— Тогда свирепствовала холера; в наших краях ее не было, но люди боялись, чтоб она и к нам не пришла… Увидели мужики, как я несусь по полю, и стали кричать… Одни бросились бежать в разные стороны, словно за ними черти гнались, другие попадали на колени и начали среди дороги класть поклоны да читать вслух молитвы… «Холера! — кричат. — Вот она бежит на нашу гибель!» — «Да нет!» — говорят другие. — «Как нет? Холера, — она самая! Вон, какая высокая, головой до неба достает, в зеленой одежде и золотой лопатой машет!..» А лопата, — ты понимаешь, — это моя соломенная шляпа… Правда, во время обедни я сняла ее и положила под себя, так как девать ее было некуда, да так всю службу на ней и просидела… Уф! Не могу.
Она снова закашлялась и несколько шагов прошла молча.
— Что же было потом? — спросила ее спутница.
— Что было-то? Напрасно управляющий, — он как раз в то время возвращался из костела, — и Богатыровичи (они меня давно знали, даже близко знали) толковали мужикам, что это не холера, а панна Марта Корчинская из Корчина, двоюродная сестра пана Бенедикта Корчинского… Не поверили, до сего дня не верят… «Ну, да, — говорят, — где ж на свете бывала такая женщина, чтобы головой до неба доставала, над землей летела, золотой лопатой перед собой махала, моровое поветрие нагоняла?» Вечная людская глупость! Скажу я тебе, Юстина, что людская глупость — это великая, вечная твердыня. Она больше даже людской злобы. Я-то уж это знаю; было, время, что и я сама так наткнулась на свою собственную глупость, что… Уф! Не могу.

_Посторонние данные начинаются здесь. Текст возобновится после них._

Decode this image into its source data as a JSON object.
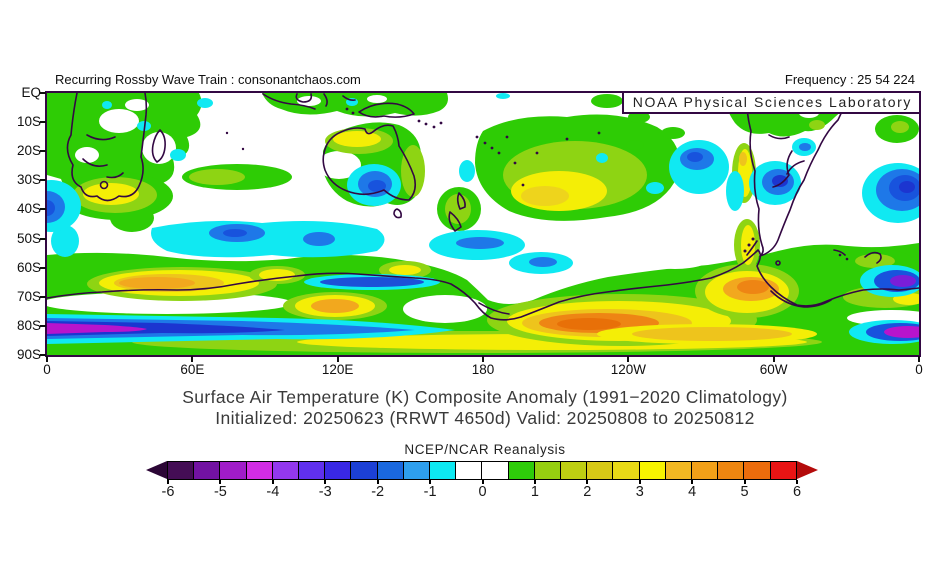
{
  "header": {
    "left_annotation": "Recurring Rossby Wave Train : consonantchaos.com",
    "right_annotation": "Frequency : 25 54 224"
  },
  "map": {
    "watermark": "NOAA Physical Sciences Laboratory",
    "y_axis_labels": [
      "EQ",
      "10S",
      "20S",
      "30S",
      "40S",
      "50S",
      "60S",
      "70S",
      "80S",
      "90S"
    ],
    "x_axis_labels": [
      "0",
      "60E",
      "120E",
      "180",
      "120W",
      "60W",
      "0"
    ]
  },
  "caption": {
    "line1": "Surface Air Temperature (K) Composite Anomaly (1991−2020 Climatology)",
    "line2": "Initialized: 20250623 (RRWT 4650d) Valid: 20250808 to 20250812"
  },
  "colorbar": {
    "title": "NCEP/NCAR Reanalysis",
    "tick_labels": [
      "-6",
      "-5",
      "-4",
      "-3",
      "-2",
      "-1",
      "0",
      "1",
      "2",
      "3",
      "4",
      "5",
      "6"
    ],
    "left_arrow_color": "#2c0636",
    "right_arrow_color": "#b40b0b",
    "cell_colors": [
      "#440d55",
      "#7212a2",
      "#a01cc8",
      "#d22ce4",
      "#9338ee",
      "#6030ee",
      "#3928e4",
      "#1c40d6",
      "#1a68de",
      "#2e9fee",
      "#0de9f2",
      "#ffffff",
      "#ffffff",
      "#2ecc0a",
      "#96cf10",
      "#becf12",
      "#d7c916",
      "#e9da16",
      "#f7f400",
      "#f2b822",
      "#f2a018",
      "#ee8610",
      "#ec6c0c",
      "#e91414"
    ]
  }
}
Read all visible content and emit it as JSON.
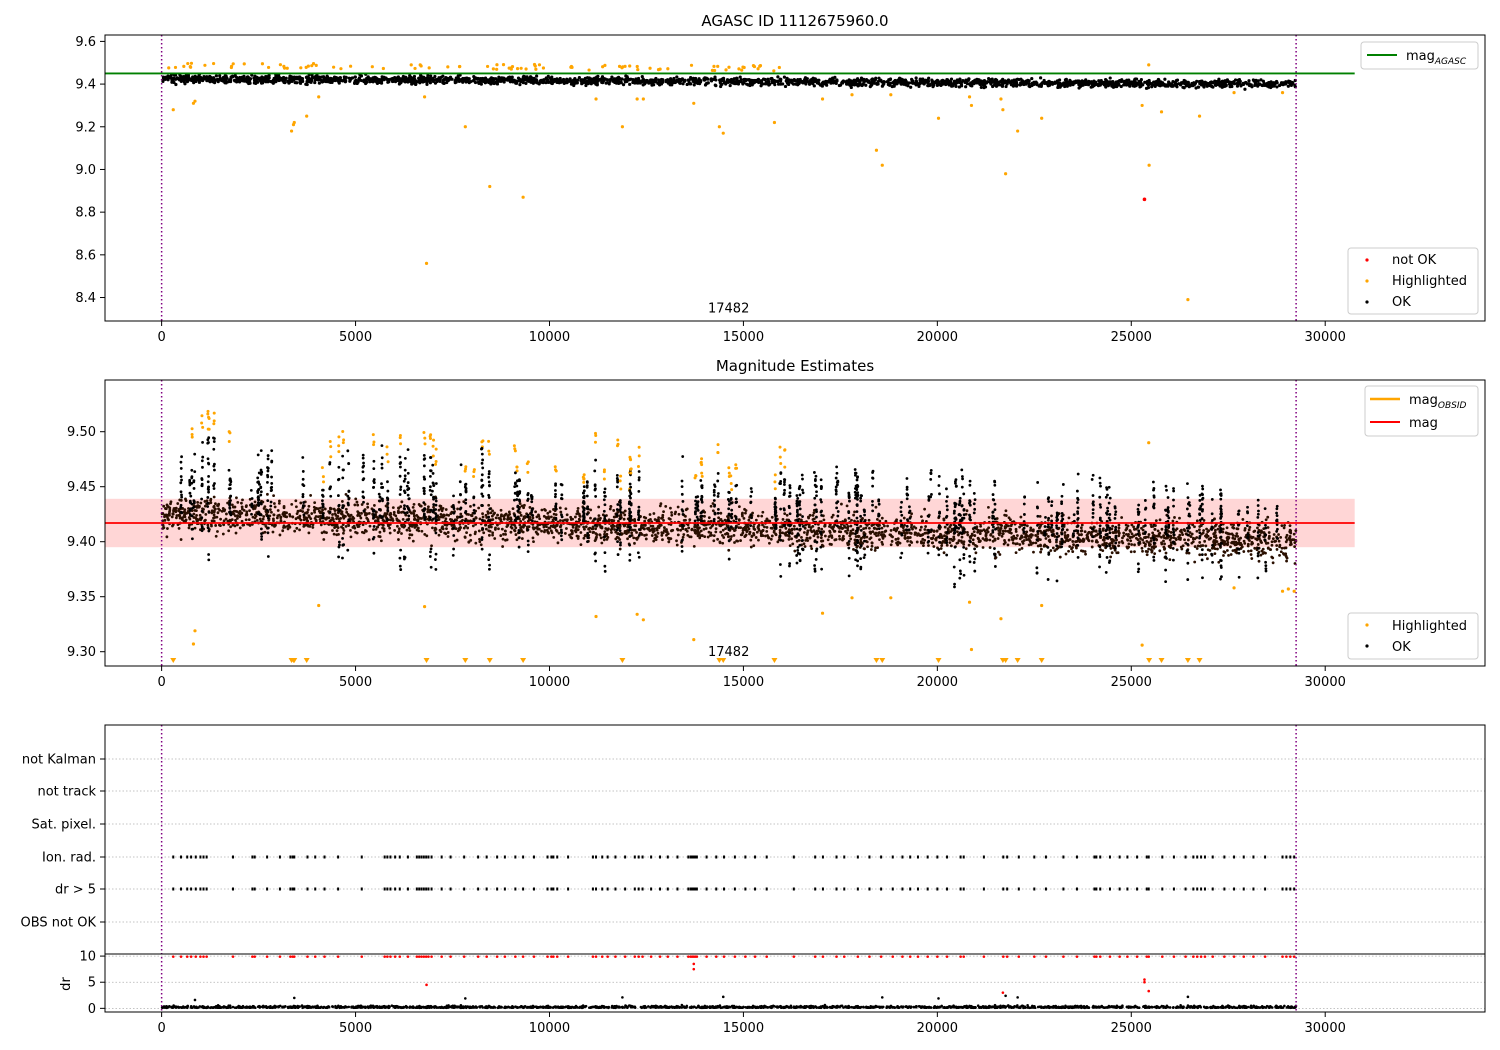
{
  "chart_data": [
    {
      "type": "scatter",
      "title": "AGASC ID 1112675960.0",
      "xlim": [
        -1460,
        34120
      ],
      "ylim": [
        8.29,
        9.63
      ],
      "xticks": [
        "0",
        "5000",
        "10000",
        "15000",
        "20000",
        "25000",
        "30000"
      ],
      "xtick_values": [
        0,
        5000,
        10000,
        15000,
        20000,
        25000,
        30000
      ],
      "yticks": [
        "8.4",
        "8.6",
        "8.8",
        "9.0",
        "9.2",
        "9.4",
        "9.6"
      ],
      "ytick_values": [
        8.4,
        8.6,
        8.8,
        9.0,
        9.2,
        9.4,
        9.6
      ],
      "obs_lines": [
        0,
        29250
      ],
      "obs_label": {
        "text": "17482",
        "x": 14620,
        "y": 8.33
      },
      "hline": {
        "name": "mag_AGASC",
        "y": 9.45,
        "x_range": [
          -1460,
          30760
        ],
        "color": "#008000"
      },
      "ok_band": {
        "start": 0,
        "end": 29250,
        "center_start": 9.425,
        "center_end": 9.4,
        "halfwidth": 0.04
      },
      "highlighted": [
        [
          300,
          9.28
        ],
        [
          820,
          9.31
        ],
        [
          860,
          9.32
        ],
        [
          3350,
          9.18
        ],
        [
          3400,
          9.21
        ],
        [
          3420,
          9.22
        ],
        [
          3740,
          9.25
        ],
        [
          4050,
          9.34
        ],
        [
          6780,
          9.34
        ],
        [
          6830,
          8.56
        ],
        [
          7830,
          9.2
        ],
        [
          8460,
          8.92
        ],
        [
          9320,
          8.87
        ],
        [
          11200,
          9.33
        ],
        [
          11880,
          9.2
        ],
        [
          12260,
          9.33
        ],
        [
          12420,
          9.33
        ],
        [
          13720,
          9.31
        ],
        [
          14380,
          9.2
        ],
        [
          14480,
          9.17
        ],
        [
          15800,
          9.22
        ],
        [
          17040,
          9.33
        ],
        [
          17800,
          9.35
        ],
        [
          18430,
          9.09
        ],
        [
          18580,
          9.02
        ],
        [
          18800,
          9.35
        ],
        [
          20030,
          9.24
        ],
        [
          20830,
          9.34
        ],
        [
          20880,
          9.3
        ],
        [
          21640,
          9.33
        ],
        [
          21690,
          9.28
        ],
        [
          21760,
          8.98
        ],
        [
          22070,
          9.18
        ],
        [
          22690,
          9.24
        ],
        [
          25280,
          9.3
        ],
        [
          25450,
          9.49
        ],
        [
          25460,
          9.02
        ],
        [
          25780,
          9.27
        ],
        [
          26460,
          8.39
        ],
        [
          26760,
          9.25
        ],
        [
          27650,
          9.36
        ],
        [
          28900,
          9.36
        ]
      ],
      "not_ok": [
        [
          25340,
          8.86
        ]
      ],
      "legend_upper": [
        "mag_AGASC"
      ],
      "legend_lower": [
        "not OK",
        "Highlighted",
        "OK"
      ]
    },
    {
      "type": "scatter",
      "title": "Magnitude Estimates",
      "xlim": [
        -1460,
        34120
      ],
      "ylim": [
        9.287,
        9.547
      ],
      "xticks": [
        "0",
        "5000",
        "10000",
        "15000",
        "20000",
        "25000",
        "30000"
      ],
      "xtick_values": [
        0,
        5000,
        10000,
        15000,
        20000,
        25000,
        30000
      ],
      "yticks": [
        "9.30",
        "9.35",
        "9.40",
        "9.45",
        "9.50"
      ],
      "ytick_values": [
        9.3,
        9.35,
        9.4,
        9.45,
        9.5
      ],
      "obs_lines": [
        0,
        29250
      ],
      "obs_label": {
        "text": "17482",
        "x": 14620,
        "y": 9.296
      },
      "mag": {
        "name": "mag",
        "y": 9.417,
        "x_range": [
          -1460,
          30760
        ],
        "band": [
          9.395,
          9.439
        ],
        "color": "#ff0000"
      },
      "ok_band": {
        "start": 0,
        "end": 29250,
        "center_start": 9.425,
        "center_end": 9.4,
        "halfwidth": 0.015
      },
      "highlighted": [
        [
          820,
          9.307
        ],
        [
          860,
          9.319
        ],
        [
          4050,
          9.342
        ],
        [
          6780,
          9.341
        ],
        [
          11200,
          9.332
        ],
        [
          12260,
          9.334
        ],
        [
          12420,
          9.329
        ],
        [
          13720,
          9.311
        ],
        [
          17040,
          9.335
        ],
        [
          17800,
          9.349
        ],
        [
          18800,
          9.349
        ],
        [
          20830,
          9.345
        ],
        [
          20880,
          9.302
        ],
        [
          21640,
          9.33
        ],
        [
          22690,
          9.342
        ],
        [
          25280,
          9.306
        ],
        [
          25450,
          9.49
        ],
        [
          27650,
          9.358
        ],
        [
          28900,
          9.355
        ],
        [
          29050,
          9.357
        ],
        [
          29200,
          9.355
        ]
      ],
      "lower_markers": [
        300,
        3350,
        3400,
        3420,
        3740,
        6830,
        7830,
        8460,
        9320,
        11880,
        14380,
        14480,
        15800,
        18430,
        18580,
        20030,
        21690,
        21760,
        22070,
        22690,
        25460,
        25780,
        26460,
        26760
      ],
      "legend_upper": [
        "mag_OBSID",
        "mag"
      ],
      "legend_lower": [
        "Highlighted",
        "OK"
      ]
    },
    {
      "type": "scatter",
      "title": "",
      "xlim": [
        -1460,
        34120
      ],
      "xticks": [
        "0",
        "5000",
        "10000",
        "15000",
        "20000",
        "25000",
        "30000"
      ],
      "xtick_values": [
        0,
        5000,
        10000,
        15000,
        20000,
        25000,
        30000
      ],
      "obs_lines": [
        0,
        29250
      ],
      "flag_rows": [
        "not Kalman",
        "not track",
        "Sat. pixel.",
        "Ion. rad.",
        "dr > 5",
        "OBS not OK"
      ],
      "flag_ticks_x": [
        300,
        500,
        660,
        760,
        880,
        1000,
        1080,
        1160,
        1840,
        2340,
        2400,
        2720,
        3050,
        3320,
        3380,
        3420,
        3760,
        3960,
        4200,
        4550,
        5160,
        5750,
        5820,
        5900,
        6020,
        6140,
        6350,
        6580,
        6640,
        6700,
        6760,
        6820,
        6880,
        6960,
        7220,
        7450,
        7800,
        8160,
        8380,
        8650,
        8850,
        9120,
        9320,
        9600,
        9950,
        10050,
        10100,
        10200,
        10480,
        11120,
        11200,
        11360,
        11500,
        11700,
        11950,
        12200,
        12300,
        12400,
        12620,
        12850,
        13050,
        13300,
        13580,
        13640,
        13680,
        13720,
        13760,
        13800,
        14050,
        14300,
        14500,
        14780,
        15050,
        15300,
        15600,
        16300,
        16850,
        17050,
        17400,
        17600,
        17950,
        18250,
        18550,
        18850,
        19100,
        19300,
        19500,
        19750,
        20000,
        20250,
        20600,
        20680,
        21200,
        21700,
        21800,
        22100,
        22500,
        22800,
        23250,
        23600,
        24050,
        24100,
        24200,
        24450,
        24700,
        24900,
        25150,
        25400,
        25450,
        25800,
        26100,
        26400,
        26600,
        26700,
        26800,
        26900,
        27100,
        27400,
        27650,
        27900,
        28150,
        28450,
        28900,
        29000,
        29100,
        29200
      ],
      "dr_ylabel": "dr",
      "dr_yticks": [
        "0",
        "5",
        "10"
      ],
      "dr_ytick_values": [
        0,
        5,
        10
      ],
      "dr_ylim": [
        -0.7,
        10.4
      ],
      "dr_red": [
        [
          6830,
          4.5
        ],
        [
          13720,
          8.5
        ],
        [
          13720,
          7.5
        ],
        [
          21690,
          3.0
        ],
        [
          25340,
          5.5
        ],
        [
          25340,
          5.0
        ],
        [
          25450,
          3.3
        ]
      ],
      "dr_black": [
        [
          860,
          1.6
        ],
        [
          3420,
          2.0
        ],
        [
          7830,
          1.9
        ],
        [
          11880,
          2.1
        ],
        [
          14480,
          2.2
        ],
        [
          18580,
          2.1
        ],
        [
          20030,
          1.9
        ],
        [
          21760,
          2.4
        ],
        [
          22070,
          2.1
        ],
        [
          26460,
          2.2
        ]
      ]
    }
  ],
  "colors": {
    "ok": "#000000",
    "highlighted": "#ffa500",
    "not_ok": "#ff0000",
    "agasc_line": "#008000",
    "obs_line": "#800080",
    "mag_band": "#ffd6d6"
  }
}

Опять раздался громкий кашель старой женщины. Юстина, уткнув лицо в свой букет, заметила:
— Но ведь вам эти глупые речи ничем не повредили…
Черные глаза Марты Корчинской взглянули почти со злобою.
— Ты думаешь? — с неудовольствием спросила она. — Вечно одно и то же: никто не поверит в то, чего сам не испытал. Не повредили! Ты думаешь, приятно быть принятой за холеру? В то время я не была так стара… двенадцать лет тому назад. Мне было тогда тридцать семь…
— Значит, теперь сорок девять? — с некоторым удивлением заметила Юстина.
— А ты, может быть, думала — шестьдесят? — горько засмеялась Марта, — Правда, по виду мне всякий даст столько, да и тогда я была немногим красивее, чем теперь. Может быть, ты не знаешь, отчего, а? Или знаешь?
— Знаю, — серьезно ответила девушка.
— Ну, если знаешь, то хорошо. Может быть, сделаешь что-нибудь такое, чтоб самой вскоре не походить на холеру…
Юстина пожала плечами.
— Что же мне делать?
Обе задумались и невольно замедлили шаг.
— Ну, мы тащимся словно черепахи, — первая опомнилась Марта. — Скорей! Эмилия, вероятно, уже недовольна, что мы замешкались, и начинает страдать мигренью или головокружением…
— А Тереса, — подхватила панна, — бежит за каплями из бобровой струи или за бромистыми порошками.
Она засмеялась, но тотчас же вновь сделалась, серьезна.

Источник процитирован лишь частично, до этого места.